HumanSignal / label-studio-converter

Tools for converting Label Studio annotations into common dataset formats
https://labelstud.io/
262 stars 131 forks source link

Export to COCO, Pascal VOC XML, YOLO does not work #186

Open rafi-fauzan opened 1 year ago

rafi-fauzan commented 1 year ago

Hi, I'm unable to export my annotations from a project contains ~50000 images and annotations (object detection).

Here's the error:

Traceback (most recent call last): File "/usr/local/lib/python3.10/dist-packages/rest_framework/views.py", line 506, in dispatch response = handler(request, *args, **kwargs) File "/usr/local/lib/python3.10/dist-packages/django/utils/decorators.py", line 43, in _wrapper return bound_method(*args, **kwargs) File "/usr/local/lib/python3.10/dist-packages/label_studio/data_export/api.py", line 183, in get export_stream, content_type, filename = DataExport.generate_export_file( File "/usr/local/lib/python3.10/dist-packages/label_studio/data_export/models.py", line 161, in generate_export_file converter.convert(input_json, tmp_dir, output_format, is_dir=False) File "/usr/local/lib/python3.10/dist-packages/label_studio_converter/converter.py", line 187, in convert self.convert_to_voc(input_data, output_data, output_image_dir=image_dir, is_dir=is_dir) File "/usr/local/lib/python3.10/dist-packages/label_studio_converter/converter.py", line 852, in convert_to_voc x = int(bbox['x'] / 100 * width) TypeError: unsupported operand type(s) for /: 'NoneType' and 'int'

makseq commented 1 year ago

Hi, seems like some of coordinates are corrupted by None values. What LS version do you use?

rafi-fauzan commented 1 year ago

Hi, seems like some of coordinates are corrupted by None values. What LS version do you use?

Thanks for the response, yes it looks like it, is there any way to ignore those corrupted ones and get only the valid coordinates?

rafi-fauzan commented 1 year ago

Hi, seems like some of coordinates are corrupted by None values. What LS version do you use?

Thanks for the response, yes it looks like it, is there any way to ignore those corrupted ones and get only the valid coordinates?

I'm using v1.7.0

makseq commented 1 year ago

You can either

makseq commented 1 year ago

However, I would also try to understand how this happened, what actions did break bboxes?

rafi-fauzan commented 1 year ago

You can either

  • modify label-studio-converter code
  • or try to re-create annotations: 1 export JSON, 2 write simple python script to find broken x coordinate (box['x'] is None), 3 print broken task and annotation ids. 4 open this task in label studio quickview, fix bbox (or remove this annotation), update/save annotation 5 try YOLO/COCO/VOX export again

Will do, thanks for the suggestions!

rafi-fauzan commented 1 year ago

However, I would also try to understand how this happened, what actions did break bboxes?

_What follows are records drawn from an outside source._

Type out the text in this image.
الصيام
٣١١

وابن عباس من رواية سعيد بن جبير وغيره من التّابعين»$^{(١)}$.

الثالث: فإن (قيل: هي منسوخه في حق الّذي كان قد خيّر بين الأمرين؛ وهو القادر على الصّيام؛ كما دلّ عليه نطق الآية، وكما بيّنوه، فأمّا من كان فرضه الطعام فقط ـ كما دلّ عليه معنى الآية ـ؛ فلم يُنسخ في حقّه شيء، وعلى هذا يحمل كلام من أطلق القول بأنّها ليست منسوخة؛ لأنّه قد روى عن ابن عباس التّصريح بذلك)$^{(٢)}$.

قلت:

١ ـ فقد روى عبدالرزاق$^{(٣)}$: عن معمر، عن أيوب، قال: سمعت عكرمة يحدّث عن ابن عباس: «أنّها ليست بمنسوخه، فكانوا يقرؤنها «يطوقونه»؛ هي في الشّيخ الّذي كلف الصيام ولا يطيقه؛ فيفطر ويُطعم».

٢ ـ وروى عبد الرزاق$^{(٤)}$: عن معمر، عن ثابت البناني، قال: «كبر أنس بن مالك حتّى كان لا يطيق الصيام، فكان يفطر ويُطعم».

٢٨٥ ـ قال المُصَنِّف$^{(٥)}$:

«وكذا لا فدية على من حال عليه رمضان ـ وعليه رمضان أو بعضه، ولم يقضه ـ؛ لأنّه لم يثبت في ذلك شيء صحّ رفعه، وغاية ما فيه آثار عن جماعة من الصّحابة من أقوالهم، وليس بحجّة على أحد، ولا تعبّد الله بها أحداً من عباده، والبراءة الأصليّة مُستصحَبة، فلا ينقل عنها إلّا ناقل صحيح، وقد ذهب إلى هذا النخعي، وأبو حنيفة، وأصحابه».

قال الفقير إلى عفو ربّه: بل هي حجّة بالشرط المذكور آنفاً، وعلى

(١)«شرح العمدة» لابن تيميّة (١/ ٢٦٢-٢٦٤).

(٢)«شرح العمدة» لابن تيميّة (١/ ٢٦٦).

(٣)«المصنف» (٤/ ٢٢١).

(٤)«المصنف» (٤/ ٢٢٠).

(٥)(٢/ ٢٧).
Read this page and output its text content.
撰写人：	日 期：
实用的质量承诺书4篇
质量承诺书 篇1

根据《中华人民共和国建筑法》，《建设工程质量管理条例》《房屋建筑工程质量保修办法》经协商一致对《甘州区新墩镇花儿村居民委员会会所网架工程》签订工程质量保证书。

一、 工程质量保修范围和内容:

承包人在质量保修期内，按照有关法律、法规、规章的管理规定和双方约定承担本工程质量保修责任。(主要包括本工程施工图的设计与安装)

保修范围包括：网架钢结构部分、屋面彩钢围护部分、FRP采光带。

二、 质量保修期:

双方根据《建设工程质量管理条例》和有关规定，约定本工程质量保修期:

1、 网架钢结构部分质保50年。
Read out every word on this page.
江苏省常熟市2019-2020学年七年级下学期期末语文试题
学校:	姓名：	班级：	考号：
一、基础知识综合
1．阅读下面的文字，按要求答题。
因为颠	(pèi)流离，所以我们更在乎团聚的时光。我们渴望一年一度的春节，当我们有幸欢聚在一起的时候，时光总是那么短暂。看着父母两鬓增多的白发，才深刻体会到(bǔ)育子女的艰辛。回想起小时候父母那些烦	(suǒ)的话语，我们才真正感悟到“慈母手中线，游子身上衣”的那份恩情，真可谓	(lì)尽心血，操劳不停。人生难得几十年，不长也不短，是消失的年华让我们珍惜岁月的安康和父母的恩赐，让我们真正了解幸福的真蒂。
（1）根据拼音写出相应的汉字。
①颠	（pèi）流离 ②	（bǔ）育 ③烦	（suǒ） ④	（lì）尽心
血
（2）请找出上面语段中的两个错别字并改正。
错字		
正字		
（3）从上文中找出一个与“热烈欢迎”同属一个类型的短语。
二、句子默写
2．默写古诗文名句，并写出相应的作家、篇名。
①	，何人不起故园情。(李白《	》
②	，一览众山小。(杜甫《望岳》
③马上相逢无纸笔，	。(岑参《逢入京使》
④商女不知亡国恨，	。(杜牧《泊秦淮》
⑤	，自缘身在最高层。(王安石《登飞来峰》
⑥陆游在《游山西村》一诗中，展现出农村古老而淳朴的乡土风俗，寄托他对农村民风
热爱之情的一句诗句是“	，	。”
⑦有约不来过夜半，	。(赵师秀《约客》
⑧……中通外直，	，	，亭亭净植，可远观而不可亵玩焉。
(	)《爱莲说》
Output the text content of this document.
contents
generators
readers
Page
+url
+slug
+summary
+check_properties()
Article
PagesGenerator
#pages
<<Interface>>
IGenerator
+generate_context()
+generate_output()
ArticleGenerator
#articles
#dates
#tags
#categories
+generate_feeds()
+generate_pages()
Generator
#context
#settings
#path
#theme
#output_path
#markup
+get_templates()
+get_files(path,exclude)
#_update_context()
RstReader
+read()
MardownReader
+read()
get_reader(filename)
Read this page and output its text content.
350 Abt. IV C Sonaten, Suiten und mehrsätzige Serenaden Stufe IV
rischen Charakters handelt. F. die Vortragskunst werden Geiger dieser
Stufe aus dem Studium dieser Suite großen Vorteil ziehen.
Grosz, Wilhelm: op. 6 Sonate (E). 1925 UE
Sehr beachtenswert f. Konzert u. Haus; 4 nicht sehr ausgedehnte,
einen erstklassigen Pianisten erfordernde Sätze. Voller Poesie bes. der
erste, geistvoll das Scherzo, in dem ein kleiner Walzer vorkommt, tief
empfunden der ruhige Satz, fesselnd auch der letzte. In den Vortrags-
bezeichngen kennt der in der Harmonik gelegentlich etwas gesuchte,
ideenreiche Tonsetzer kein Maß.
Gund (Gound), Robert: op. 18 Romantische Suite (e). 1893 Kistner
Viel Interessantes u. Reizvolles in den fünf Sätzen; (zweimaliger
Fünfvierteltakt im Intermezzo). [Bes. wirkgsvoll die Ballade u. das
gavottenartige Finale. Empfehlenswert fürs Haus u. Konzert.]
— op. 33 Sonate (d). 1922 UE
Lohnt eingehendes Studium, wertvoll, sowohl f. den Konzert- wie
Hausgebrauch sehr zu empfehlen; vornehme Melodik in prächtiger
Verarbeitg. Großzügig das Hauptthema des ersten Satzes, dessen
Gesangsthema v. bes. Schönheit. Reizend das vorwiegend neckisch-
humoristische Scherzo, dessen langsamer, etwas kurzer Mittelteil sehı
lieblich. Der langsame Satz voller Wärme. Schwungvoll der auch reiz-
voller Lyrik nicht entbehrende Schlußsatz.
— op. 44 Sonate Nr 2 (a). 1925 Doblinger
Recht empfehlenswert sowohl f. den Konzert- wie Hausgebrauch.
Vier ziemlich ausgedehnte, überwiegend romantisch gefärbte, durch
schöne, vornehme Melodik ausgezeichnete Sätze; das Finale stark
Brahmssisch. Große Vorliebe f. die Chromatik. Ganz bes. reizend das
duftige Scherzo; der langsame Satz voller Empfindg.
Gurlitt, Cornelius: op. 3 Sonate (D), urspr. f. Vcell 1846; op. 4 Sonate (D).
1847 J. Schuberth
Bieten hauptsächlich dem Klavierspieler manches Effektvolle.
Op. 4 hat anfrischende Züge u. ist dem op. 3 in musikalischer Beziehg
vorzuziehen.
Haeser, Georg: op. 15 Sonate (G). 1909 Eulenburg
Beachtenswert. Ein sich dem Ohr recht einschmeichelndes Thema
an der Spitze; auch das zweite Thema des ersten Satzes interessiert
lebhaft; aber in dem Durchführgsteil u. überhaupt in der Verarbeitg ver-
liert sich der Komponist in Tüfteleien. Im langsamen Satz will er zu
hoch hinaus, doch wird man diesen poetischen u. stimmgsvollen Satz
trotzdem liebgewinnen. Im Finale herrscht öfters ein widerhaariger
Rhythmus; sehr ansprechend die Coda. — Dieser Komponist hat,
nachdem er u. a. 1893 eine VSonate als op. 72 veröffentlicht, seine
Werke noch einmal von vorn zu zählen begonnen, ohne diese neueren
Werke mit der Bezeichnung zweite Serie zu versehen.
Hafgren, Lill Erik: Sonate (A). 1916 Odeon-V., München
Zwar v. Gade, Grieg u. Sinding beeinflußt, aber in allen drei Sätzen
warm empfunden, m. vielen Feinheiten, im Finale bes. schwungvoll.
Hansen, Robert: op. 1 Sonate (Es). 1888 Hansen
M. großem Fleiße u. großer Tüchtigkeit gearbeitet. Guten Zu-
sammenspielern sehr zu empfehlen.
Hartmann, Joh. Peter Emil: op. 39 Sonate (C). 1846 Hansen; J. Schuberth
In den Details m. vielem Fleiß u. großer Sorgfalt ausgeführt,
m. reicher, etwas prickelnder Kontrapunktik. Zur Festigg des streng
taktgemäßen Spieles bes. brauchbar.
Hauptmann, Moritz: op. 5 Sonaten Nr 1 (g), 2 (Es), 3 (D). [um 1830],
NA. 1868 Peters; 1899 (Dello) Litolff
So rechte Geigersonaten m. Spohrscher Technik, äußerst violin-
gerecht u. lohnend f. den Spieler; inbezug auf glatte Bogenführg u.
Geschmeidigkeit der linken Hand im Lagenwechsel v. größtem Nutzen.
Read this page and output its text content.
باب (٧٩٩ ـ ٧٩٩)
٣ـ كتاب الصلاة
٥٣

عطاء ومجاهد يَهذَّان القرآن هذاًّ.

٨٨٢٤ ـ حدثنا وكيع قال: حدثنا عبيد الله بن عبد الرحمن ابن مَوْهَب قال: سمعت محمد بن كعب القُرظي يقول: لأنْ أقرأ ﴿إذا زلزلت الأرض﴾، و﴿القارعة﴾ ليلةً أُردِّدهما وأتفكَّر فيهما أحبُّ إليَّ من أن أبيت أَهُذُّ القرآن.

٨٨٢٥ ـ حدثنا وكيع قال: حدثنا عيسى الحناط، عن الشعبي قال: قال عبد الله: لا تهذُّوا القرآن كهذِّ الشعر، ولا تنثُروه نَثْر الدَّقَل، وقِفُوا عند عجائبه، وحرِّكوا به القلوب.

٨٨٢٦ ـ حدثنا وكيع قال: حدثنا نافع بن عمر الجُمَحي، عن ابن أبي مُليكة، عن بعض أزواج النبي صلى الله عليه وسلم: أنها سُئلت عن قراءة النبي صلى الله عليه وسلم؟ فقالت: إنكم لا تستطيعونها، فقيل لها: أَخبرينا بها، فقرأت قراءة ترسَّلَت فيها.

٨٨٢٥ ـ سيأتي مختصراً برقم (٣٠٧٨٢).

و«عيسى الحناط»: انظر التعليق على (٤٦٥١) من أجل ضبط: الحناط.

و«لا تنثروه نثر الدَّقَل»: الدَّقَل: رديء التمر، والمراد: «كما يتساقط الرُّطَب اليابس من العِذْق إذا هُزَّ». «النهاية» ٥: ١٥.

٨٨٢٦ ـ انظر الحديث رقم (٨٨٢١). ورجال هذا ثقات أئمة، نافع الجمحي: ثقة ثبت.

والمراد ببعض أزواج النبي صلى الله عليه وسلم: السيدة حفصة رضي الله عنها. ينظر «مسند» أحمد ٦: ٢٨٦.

I would love to know too, but I'm not the one who labels the images, will try to ask the people who did, and maybe I could find something.

seblful commented 1 year ago

I had the same problem with Label Studio 1.7.3. @makseq you were right, it was corrupt image, thank you for the hint. It's simple script to check your json file to find NoneType values for Polygon Labels:

# Read JSON file
import json
f = open('project-1.json')
data = json.load(f)

# Iterating through images
for one_image in data:
    # Iterating through results in one image
    for results in one_image['annotations']:
        # Iterating through annotations
        for annotation in results['result']:
            # Define x and y points
            points = annotation['value']['points']
            # Iterating through each points
            for x, y in points:
                # Check if points is NoneType
                if x == None or y == None:
                    # Print image id
                    print(f"Corrupt image id is {one_image['id']}")              
seblful commented 1 year ago

I can suggest that one polygon label has disappeared after unknown action (maybe error whilst it was writing due to server disconnect, or something related with ml backend) and this label hasn't showed in frontend app, but it resided in json file like an None value.